Carlos fue el primero en bajarse ni bien llegaron a la  nueva casa. Carlos pensó que los antiguos dueños debían de haberse ido hacía relativamente poco tiempo, ya que el área estaba llena de olor a humanos desconocidos.

Tras su primera transformación, alrededor de seis meses atrás, cuando Carlos había cumplido sus diecisiete años, todos sus sentidos se potenciaron en gran manera. Él pensaba que esa era la única ventaja de su maldición.

Podía escuchar a sus padres cuando trataban de hablar en secreto en otra habitación, podía sentir el olor de algo desde alrededor de cien metros de distancia, y era más veloz y más fuerte de lo normal. Felipe sabía que cualquier pelea que comenzara contra su hermano no terminaría bien para él, por eso siempre lo dejaba en paz; aunque para Carlos eso a veces resultaba aburrido. No le gustaba que siempre le dejasen ganar.  

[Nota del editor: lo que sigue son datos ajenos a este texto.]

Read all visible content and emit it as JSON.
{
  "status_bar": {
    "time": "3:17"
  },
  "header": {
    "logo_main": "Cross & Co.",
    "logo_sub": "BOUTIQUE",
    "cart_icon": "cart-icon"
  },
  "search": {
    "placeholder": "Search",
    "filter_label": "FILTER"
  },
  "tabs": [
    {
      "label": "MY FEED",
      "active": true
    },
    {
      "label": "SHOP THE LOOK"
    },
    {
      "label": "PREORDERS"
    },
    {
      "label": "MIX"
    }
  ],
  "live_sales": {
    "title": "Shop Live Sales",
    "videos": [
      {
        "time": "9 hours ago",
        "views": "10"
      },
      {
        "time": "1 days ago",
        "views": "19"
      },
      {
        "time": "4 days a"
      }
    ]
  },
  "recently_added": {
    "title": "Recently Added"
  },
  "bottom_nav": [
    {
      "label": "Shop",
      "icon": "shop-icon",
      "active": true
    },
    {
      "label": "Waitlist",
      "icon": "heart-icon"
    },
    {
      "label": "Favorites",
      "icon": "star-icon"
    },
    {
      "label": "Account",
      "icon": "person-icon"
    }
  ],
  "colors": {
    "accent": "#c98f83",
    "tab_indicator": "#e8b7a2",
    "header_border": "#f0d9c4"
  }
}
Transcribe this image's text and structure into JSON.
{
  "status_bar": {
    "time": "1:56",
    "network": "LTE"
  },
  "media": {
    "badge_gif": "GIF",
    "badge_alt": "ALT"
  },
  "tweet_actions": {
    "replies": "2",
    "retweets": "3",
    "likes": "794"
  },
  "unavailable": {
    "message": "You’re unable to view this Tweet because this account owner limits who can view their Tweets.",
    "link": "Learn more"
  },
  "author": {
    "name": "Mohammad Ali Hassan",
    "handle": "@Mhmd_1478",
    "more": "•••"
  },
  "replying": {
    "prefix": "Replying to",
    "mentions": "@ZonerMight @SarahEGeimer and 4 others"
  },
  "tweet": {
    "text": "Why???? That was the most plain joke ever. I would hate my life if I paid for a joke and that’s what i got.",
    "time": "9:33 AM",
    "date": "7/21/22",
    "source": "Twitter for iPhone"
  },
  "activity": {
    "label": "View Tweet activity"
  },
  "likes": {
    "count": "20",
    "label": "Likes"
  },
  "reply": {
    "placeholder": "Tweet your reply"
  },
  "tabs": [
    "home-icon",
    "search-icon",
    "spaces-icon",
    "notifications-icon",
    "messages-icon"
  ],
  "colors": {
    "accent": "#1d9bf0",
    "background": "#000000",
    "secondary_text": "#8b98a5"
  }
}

Tampoco había sido fácil para su hermano, quién le tenía envidia y lástima al mismo tiempo. Lo había visto transformarse una vez, y estaba al tanto de la tremenda agonía que la transformación le causaba.

Felipe le había confesado que tenía horribles pesadillas desde aquella noche en la que lo había visto transformarse, convirtiéndose en un gran perro negro a la luz de la luna llena, aullando de dolor y retorciéndose, a la vez que sus huesos crujían y se amoldaban al cuerpo canino. No era algo para nada agradable de presenciar, y mucho menos en alguien tan cercano y querido como lo era un hermano mellizo.

Carlos sólo recordaba el tremendo dolor. Nunca se había visto como lobo, ni podía recordar haber sido uno. Tal vez por eso no se sentía del todo culpable por las cosas que el lobo había hecho. Él era como una entidad separada de sí mismo, y la odiaba con todas sus fuerzas.